Da qui deriva l'inopportunità di un eccessivo distanziamento dei tempi di esecuzione. La tipologia del "Giudizio Universale", che si discosta in maniera inequivocabile da quella del "Giudizio" di Torcello di chiaro impianto comneno, e quindi da situarsi in pieno XII secolo, ricalca, sia nella scelta generale del racconto, sia in quella particolare delle positure dei corpi e della loro relazione, le tipologie classiche che potremmo definire aquileiesi-ravennati. Questa indicazione di massima permette, però, di ristabilire un contatto, che fu profondo e proficuo, fra l’oriente Veneto e la Padania: Aquileia fu diocesi altrettanto importante di Verona e Milano, e come queste città in contatto diuturno con l'Oriente anche estremo e con il Nord: come dimostrano gli affreschi dell'abside centrale del Duomo e i più tardi affreschi della cripta: esempi di grande arte universale che non sono inutilmente comparsi in terra veneta.

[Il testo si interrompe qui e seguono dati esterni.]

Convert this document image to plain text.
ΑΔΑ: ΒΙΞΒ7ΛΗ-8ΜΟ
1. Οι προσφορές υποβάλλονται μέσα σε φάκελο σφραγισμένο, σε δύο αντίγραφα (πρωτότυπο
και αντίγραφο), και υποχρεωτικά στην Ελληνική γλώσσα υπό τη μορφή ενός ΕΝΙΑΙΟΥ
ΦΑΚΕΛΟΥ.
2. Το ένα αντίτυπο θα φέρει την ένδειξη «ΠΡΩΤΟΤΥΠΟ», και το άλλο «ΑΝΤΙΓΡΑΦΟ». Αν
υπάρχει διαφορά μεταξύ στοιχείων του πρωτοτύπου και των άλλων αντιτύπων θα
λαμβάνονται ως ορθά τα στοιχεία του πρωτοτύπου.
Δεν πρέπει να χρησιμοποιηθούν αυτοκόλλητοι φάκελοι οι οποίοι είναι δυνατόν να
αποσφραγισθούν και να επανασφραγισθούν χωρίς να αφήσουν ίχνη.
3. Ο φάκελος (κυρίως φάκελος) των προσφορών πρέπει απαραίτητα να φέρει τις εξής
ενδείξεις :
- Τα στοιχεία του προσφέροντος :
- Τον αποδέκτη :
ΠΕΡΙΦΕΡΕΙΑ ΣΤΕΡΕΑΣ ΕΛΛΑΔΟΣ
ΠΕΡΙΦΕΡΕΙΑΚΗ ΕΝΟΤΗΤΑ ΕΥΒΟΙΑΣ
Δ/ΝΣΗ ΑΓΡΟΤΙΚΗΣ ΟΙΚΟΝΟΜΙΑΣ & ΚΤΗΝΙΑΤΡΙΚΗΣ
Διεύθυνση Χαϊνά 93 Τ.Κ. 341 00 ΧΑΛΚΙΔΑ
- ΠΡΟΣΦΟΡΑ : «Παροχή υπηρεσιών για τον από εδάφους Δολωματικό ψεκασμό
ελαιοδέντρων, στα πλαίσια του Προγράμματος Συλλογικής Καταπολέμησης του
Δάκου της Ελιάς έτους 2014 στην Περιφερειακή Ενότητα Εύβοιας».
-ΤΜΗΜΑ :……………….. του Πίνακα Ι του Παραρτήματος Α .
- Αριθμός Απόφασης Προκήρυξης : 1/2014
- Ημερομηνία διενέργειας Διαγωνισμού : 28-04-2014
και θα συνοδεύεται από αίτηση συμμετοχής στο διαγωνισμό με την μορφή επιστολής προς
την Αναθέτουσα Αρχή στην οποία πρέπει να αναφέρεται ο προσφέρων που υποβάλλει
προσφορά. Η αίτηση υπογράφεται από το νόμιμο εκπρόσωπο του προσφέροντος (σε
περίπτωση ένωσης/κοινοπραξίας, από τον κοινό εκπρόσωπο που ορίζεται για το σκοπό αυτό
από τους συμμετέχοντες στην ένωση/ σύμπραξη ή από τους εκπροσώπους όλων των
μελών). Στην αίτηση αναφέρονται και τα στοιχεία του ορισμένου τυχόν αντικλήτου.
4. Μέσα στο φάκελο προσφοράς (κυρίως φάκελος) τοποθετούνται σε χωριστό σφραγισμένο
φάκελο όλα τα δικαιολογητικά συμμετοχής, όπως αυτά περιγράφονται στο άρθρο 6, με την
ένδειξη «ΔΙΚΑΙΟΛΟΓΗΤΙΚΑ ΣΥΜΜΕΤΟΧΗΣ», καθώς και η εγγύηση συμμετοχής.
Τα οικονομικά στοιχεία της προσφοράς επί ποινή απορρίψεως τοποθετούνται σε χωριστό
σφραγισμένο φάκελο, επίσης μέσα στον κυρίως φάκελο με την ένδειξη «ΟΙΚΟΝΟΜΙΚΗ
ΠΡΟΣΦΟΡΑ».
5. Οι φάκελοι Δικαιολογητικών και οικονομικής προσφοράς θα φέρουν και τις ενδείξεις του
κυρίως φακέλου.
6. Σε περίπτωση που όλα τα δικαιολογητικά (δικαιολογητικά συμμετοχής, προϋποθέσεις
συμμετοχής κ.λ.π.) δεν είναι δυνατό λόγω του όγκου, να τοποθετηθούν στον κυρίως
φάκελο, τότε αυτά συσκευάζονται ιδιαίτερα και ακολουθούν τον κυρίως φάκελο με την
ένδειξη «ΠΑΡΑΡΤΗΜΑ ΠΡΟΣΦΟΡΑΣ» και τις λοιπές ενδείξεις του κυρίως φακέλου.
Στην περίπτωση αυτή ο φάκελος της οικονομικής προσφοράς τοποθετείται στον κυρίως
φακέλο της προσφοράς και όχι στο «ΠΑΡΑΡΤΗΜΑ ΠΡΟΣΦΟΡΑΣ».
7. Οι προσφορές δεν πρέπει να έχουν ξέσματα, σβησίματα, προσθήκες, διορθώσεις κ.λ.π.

A questa indicazione di gusto e di scelta culturale è utile aggiungere il permanente fascino che il Nord esercitò su Verona e che Verona esercitò sul Nord: questo "Cristo giudice" del "Giudizio universale" di Sommacampagna presenta tutte le caratteristiche tipologiche del "Cristo giudice" degli affreschi della chiesa benedettina di Lambach, nel nord dell'Austria: gli stessi lineamenti del volto, la stessa scelta cromatica. Scelta che è omogenea con tutte le altre parti di questo affresco, e con il resto, quindi, della decorazione frescale. Si tratta di una pittura dotta e attenta a tutte le sollecitazioni, anche le più complesse, quali, ad esempio, quelle provenienti in questi anni di intensissimi - e non molto pacifici - scambi con l’Oriente cristiano e non, dalle esperienze musivali della fioritura pittorica, e culturale, dell'ultima dinastia macedone e della prima dinastia comnena: i mosaici della chiesa della Neà Monì di Chio e quelli di Dafnì, fulgidi esempi che divulgheranno in tutto il Mediterraneo cristiano la forza convincente della loro estrema raffinatezza.

E Verona non è da meno: in questo panorama culturale, infatti, oltre al "Giudizio Universale" di Sommacampagna, si può collocare anche il "Giudizio Universale" che compare sul timpano marmoreo del frontone del San Zeno Maggiore, del quale oggi vediamo solo la sinopia, se così si può definire, incisa sulle lastre di marmo che ancora conservano evidenti tracce dell'originario colore che le ricopriva, non sappiamo fino a quando.

Ma se vogliamo, poi, un termine di confronto meno lontano (e meno ambiguo, forse, per vari aspetti) crediamo che esso sia offerto dalle esperienze pittoriche dei centri di pellegrinaggio della Valdadige: soprattutto la cappella comitale di Appiano e la cripta del Monastero di Montemaria di Burgusio: la prima dipinta subito dopo il 1131, la seconda intorno al 1160. Questi due splendidi esempi, di non improbabile derivazione veronese, stanno a segnare un filone in pratica scomparso nei centri di partenza (rimangono i frammenti del terzo strato del Sacello dei SS. Nazario e Celso di Verona a testimoniare un prototipo), ma vivissimo in periferia.

Il "Giudizio universale" di Sommacampagna appartiene dunque a questa dotta pittura degli inizi del XII secolo e ne rappresenta, anzi, uno dei momenti più alti e significativi.